Cumhurbaşkanı Erdoğan, bütün bunların hepsinin Türkiye'nin nereden nereye geldiğini anlatması bakımından çok önemli olduğunu, özellikle bir dünya şehri olan İstanbul'da tarihinin en büyük yatırımlarını gerçekleştirdiklerini söyledi.

Marmaray'ı, Avrasya Tüneli'ni, Yavuz Sultan Selim Köprüsü'nü, Osmangazi Köprüsü'nü, İstanbul Havalimanı ve Kadıköy'le Beylikdüzü'ne kadar giden metrobüsleri kendilerinin yaptığını ifade eden Erdoğan, bunlarla birlikte toplu taşımacılıkla da bu işi çözmek istediklerini söyledi.

Göreve geldiğinde İstanbul'da doğru dürüst bir merkezi sistemle dal-çıkların olmadığını kentteki bu dal-çıkları da kendilerinin yaptığını anlatan Erdoğan, "Bu dal-çıklarla beraber ulaşımı daha da kolaylaştıralım istedik. Kavşak düzenlemeleri yoktu, böyle bir kültür yoktu. Bunları bu şekilde İstanbulumuza kazandırdık. Banliyö hatlarıyla spor tesisleriyle kongre merkezleriyle yeşil alanlarıyla şehrimizin adeta çehresini değiştirdik. Bunların tamamını da CHP ve ortaklarının engelleme çabalarına rağmen hayata gerçekleştirdik."

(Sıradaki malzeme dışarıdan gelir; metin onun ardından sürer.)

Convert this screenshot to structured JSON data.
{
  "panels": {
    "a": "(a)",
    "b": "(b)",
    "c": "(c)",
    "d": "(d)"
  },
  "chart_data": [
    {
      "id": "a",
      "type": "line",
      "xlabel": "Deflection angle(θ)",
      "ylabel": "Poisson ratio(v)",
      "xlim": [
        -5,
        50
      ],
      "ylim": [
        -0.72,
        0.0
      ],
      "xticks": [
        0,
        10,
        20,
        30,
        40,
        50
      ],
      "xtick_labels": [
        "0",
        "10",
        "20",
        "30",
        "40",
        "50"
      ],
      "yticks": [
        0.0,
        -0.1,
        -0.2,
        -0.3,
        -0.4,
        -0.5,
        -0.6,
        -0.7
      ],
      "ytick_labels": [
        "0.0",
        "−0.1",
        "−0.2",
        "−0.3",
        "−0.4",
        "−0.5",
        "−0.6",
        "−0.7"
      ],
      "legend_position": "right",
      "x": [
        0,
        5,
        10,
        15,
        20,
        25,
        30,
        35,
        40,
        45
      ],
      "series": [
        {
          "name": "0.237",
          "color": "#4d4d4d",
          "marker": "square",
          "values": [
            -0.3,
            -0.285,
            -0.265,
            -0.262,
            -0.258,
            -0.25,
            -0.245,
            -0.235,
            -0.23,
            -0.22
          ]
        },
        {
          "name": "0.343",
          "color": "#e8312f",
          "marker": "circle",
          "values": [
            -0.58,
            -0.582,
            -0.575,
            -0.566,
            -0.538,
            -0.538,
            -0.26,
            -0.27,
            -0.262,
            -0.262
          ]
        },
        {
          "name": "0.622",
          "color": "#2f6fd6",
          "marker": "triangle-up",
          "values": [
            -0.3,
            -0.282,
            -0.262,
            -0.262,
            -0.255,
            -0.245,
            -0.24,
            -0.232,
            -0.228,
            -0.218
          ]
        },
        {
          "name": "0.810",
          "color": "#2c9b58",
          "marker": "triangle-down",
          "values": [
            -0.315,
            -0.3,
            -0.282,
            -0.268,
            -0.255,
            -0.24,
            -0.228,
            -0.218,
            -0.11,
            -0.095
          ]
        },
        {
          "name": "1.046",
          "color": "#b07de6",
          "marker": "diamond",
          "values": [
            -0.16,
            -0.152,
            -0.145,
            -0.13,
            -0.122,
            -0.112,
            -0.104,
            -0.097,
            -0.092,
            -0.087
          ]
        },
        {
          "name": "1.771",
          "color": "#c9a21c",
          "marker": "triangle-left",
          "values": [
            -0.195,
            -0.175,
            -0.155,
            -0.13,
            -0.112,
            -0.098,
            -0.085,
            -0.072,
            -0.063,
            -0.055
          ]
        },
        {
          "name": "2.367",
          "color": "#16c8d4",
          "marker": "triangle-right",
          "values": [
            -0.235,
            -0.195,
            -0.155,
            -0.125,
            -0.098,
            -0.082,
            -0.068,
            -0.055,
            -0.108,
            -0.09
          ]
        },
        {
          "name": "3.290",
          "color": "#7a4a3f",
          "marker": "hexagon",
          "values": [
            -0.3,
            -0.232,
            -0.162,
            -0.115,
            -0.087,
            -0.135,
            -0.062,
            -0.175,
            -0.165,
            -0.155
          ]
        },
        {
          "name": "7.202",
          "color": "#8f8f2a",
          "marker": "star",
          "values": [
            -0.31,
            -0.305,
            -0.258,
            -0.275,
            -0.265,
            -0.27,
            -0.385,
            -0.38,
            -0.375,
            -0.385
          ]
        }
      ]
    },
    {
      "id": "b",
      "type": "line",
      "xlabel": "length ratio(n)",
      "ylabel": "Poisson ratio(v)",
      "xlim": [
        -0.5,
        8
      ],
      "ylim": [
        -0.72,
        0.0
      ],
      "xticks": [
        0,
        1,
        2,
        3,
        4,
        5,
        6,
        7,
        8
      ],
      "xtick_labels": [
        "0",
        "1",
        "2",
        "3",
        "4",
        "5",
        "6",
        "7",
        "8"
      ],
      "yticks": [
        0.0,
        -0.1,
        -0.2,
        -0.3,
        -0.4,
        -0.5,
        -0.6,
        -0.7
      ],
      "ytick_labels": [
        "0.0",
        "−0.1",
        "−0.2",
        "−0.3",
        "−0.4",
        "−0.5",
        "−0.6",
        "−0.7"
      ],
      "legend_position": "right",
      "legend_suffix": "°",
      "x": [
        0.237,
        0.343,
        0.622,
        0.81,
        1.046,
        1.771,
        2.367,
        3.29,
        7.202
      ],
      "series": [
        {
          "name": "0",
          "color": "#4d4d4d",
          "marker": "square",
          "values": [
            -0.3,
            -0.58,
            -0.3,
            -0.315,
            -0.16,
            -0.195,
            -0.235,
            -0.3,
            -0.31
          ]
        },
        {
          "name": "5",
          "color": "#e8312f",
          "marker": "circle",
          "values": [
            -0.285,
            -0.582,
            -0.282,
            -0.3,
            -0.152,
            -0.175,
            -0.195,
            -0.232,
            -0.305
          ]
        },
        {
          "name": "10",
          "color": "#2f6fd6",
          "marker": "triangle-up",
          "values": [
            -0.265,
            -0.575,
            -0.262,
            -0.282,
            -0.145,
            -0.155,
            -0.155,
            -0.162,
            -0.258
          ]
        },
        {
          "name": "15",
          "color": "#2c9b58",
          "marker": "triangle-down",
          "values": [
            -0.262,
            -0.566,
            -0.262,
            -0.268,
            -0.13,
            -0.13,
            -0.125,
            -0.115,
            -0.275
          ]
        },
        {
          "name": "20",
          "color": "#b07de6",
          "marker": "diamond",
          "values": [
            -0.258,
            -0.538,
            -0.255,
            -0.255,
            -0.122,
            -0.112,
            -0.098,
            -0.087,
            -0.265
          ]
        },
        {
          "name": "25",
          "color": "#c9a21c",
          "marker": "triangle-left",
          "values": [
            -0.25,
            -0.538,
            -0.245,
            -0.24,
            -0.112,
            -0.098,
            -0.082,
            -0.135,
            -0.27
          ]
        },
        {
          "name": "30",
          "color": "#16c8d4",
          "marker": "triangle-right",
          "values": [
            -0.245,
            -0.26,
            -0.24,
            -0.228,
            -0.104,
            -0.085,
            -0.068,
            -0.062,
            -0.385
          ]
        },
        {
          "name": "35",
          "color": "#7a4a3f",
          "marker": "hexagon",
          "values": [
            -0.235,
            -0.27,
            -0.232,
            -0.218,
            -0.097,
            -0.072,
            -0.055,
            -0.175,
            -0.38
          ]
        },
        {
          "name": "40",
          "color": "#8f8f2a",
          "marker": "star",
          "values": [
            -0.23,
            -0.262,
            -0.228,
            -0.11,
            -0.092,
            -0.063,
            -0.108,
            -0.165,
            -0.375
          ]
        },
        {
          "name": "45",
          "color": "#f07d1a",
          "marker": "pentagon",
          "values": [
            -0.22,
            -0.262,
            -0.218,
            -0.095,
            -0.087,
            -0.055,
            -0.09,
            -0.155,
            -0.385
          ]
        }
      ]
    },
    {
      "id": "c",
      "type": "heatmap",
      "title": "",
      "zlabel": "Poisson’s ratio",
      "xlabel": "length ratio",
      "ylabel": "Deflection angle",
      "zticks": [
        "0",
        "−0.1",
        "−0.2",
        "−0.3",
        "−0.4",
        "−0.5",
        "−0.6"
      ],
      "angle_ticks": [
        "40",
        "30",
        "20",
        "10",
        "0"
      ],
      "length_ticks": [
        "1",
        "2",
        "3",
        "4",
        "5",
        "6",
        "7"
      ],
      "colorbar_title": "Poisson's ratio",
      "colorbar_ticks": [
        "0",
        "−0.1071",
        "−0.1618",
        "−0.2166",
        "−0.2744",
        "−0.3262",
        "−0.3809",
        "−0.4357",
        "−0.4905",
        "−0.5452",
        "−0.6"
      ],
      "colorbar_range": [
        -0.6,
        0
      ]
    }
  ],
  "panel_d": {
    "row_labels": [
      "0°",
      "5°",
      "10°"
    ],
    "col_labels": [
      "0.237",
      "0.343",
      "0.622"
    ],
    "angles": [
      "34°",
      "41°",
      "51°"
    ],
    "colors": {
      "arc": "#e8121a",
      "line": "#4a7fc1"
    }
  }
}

Erdoğan, şöyle devam etti:

"CHP zihniyetindeki odaların, derneklerin, meslek örgütlerinin sabotajlarına rağmen 25 yıl boyunca İstanbul'a hizmet ettik. Şimdi çıkmışlar üniversite öğrencilerine burs vermekten bahsediyorlar. Ben üniversite öğrencilerine, belediye başkanı olarak ilk burs verme teşebbüsünde bulunan kişiyim. CHP, Anayasa Mahkemesi'ne götürdü o zaman ve Anayasa Mahkemesi o bursu engelledi, kaldırdı ve başbakan olunca hemen bu burs olayını krediyi de ilave ederek Başbakanlığa aldık. Başbakanlık olarak kredi ve burs üniversite öğrencilerine vermeye başladık ve o zaman burs 45 liraydı. Şu anda 500 lira. Aynı şekilde master 750 lira, doktora öğrencilerine de asgari ücret veriliyor. Halbuki bunları ortadan kaldırmışlardı. Şimdi bunlar Anayasa Mahkemesi'ne götürerek o zaman iptal ettiler. Şimdi de bakıyorsunuz beyefendi çıkmış diyor ki 'Ben burs vereceğim' Ya bunu siz zaten iptal ettirdiniz, nasıl vereceksiniz. Bu işin artık yapan tek bir yer kaldı o da Kredi ve Yurtlar Kurumu. Şimdi biz bunu Kredi ve Yurtlar Kurumu'na aldık, oradan veriyoruz. Meclis tutanakları, Anayasa Mahkemesi belgeleri, gazete kupürleri ortada."